December 30, 2009
Lore Segal's Lucinella was written in the 1970s as a very funny satire of the New York literary scene. The heroine Lucinella is a poet and we first meet her at Yaddo, soaking up the atmosphere and as many drinks as possible. The funniest bits of the book still ring true today (maybe that is why they are so hilarious) and demonstrate that there are immutable truths about writing and the writing process that will never change, only rotate a bit, under the new regime of e-books and Kindle and Nook and Amazon sales ratings. There will always be writers workshops heavy on the drink, deep in conversation, but light in production. There will always be the fragile writer's ego ("The poet goes to heaven. For three weeks the choir of angels sings his praises, then they take a coffee break. The poet cries, 'Nobody loves me!'"). There will always be the symposium where such topics as "why write", "why read", and "why publish" are debated. And there will always be the party where luminaries are honored by being slighted ("I refuse to add my attention and turn my back. Now my back gives him my attention") as much as by being doted upon, and where the shadows of past rejection lurk, ready to pounce and pierce the slightest balloon of good feeling.

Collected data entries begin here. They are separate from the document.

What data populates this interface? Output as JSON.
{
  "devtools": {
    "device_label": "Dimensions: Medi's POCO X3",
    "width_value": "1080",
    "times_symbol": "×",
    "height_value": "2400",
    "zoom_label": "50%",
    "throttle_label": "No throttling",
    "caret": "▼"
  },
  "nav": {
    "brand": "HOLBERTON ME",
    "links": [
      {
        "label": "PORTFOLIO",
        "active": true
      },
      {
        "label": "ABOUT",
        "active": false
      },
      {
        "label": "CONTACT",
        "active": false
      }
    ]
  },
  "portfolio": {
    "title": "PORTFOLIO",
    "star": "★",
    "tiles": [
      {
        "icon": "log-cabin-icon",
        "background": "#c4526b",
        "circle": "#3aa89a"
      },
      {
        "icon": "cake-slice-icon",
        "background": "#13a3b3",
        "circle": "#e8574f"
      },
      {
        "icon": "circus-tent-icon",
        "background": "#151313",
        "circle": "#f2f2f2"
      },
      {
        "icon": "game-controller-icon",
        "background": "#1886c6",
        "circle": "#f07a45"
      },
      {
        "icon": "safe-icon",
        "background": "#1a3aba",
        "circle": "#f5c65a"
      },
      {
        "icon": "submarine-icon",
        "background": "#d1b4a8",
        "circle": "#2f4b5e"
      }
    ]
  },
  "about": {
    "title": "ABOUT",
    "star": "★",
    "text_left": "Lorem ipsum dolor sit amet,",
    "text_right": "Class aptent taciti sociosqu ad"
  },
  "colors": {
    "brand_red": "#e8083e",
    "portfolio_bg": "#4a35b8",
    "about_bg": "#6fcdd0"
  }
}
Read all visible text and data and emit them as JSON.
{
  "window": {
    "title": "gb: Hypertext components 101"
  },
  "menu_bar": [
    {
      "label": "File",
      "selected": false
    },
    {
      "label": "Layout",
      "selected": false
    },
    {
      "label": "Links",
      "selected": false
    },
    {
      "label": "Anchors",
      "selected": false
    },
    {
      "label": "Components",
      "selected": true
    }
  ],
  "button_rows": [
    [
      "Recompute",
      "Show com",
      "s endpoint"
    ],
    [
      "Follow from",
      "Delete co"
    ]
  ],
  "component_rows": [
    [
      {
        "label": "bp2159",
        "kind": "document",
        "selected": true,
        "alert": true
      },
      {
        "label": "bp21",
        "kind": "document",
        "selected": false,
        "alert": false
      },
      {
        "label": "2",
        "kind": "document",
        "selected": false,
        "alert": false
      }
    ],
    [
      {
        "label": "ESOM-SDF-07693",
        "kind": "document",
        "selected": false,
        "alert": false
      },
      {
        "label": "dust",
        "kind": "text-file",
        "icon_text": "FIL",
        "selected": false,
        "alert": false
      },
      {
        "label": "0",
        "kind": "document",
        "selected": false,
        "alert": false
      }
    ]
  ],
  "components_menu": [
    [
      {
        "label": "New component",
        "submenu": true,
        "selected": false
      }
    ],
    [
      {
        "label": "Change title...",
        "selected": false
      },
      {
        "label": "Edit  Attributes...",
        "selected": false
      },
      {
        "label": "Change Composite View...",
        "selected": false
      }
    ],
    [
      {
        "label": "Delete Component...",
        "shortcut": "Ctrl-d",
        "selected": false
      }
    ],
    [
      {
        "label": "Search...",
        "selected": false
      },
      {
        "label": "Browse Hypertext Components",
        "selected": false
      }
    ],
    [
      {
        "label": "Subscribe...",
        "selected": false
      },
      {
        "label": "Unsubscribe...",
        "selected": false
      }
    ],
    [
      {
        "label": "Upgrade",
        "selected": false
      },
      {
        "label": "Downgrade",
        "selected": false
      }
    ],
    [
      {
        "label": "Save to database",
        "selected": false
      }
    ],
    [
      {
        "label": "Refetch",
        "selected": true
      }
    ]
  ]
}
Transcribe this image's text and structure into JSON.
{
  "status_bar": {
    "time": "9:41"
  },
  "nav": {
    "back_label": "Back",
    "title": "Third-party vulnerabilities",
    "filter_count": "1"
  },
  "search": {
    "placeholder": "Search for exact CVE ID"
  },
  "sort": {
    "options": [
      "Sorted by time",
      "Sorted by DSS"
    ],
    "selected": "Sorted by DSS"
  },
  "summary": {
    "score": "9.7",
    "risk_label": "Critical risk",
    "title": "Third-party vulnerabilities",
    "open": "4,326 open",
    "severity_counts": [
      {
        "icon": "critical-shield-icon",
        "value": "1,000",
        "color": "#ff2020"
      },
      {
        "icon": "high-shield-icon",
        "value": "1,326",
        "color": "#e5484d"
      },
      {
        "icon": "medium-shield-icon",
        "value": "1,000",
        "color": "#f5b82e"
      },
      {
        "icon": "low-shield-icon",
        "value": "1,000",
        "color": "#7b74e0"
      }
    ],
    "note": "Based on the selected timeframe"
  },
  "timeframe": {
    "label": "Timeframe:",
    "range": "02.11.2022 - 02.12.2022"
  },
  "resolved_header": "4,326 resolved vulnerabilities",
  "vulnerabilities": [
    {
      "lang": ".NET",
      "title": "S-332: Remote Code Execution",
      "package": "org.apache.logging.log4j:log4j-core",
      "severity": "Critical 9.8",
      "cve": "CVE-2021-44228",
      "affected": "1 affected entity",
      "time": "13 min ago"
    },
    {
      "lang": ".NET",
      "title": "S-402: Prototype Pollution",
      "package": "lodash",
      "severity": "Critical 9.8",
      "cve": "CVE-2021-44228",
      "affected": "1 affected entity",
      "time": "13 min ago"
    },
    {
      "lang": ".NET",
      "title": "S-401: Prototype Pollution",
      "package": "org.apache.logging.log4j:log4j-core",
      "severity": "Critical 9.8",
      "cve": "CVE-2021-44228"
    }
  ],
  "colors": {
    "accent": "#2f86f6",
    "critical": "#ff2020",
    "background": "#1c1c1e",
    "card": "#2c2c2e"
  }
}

As a portrait of a poet, Lucinella is again both funny and accurate; it illuminates the poetic process and made me think of another book I read recently, Lit by Mary Karr. Lucinella takes the light touch whereas Lit takes -- with great justification -- the tragic route to explain where poems come from (or don't come at all). For Lucinella, the sharpened pencil and clean-paged journal are as essential to poetry as inspiration, and much easier to locate. For Karr, banishing alcohol and the demons from her past are the key to productivity, and as goals, are very, very hard to reach; only a conversion to Catholicism and a commitment to herself finally bring her to sobriety and renewed scholarship. Of course Lucinella is meant to be funny and Lit is meant to be true; what is interesting is that both offer a portrait of the writer that is real.
With the portrait of dear, sweet, honest, struggling, and fun Lucinella, Segal warns against becoming a writer but at the same time, she does give her Lucinella a really good time. I just wish Lucinella's long and torrid affair with Zeus (the God and a fellow-writer) could have brought her immortality. Instead the book ends when Lucinella does, not with a bang with a whimper (and one last attempt to clean up the apartment).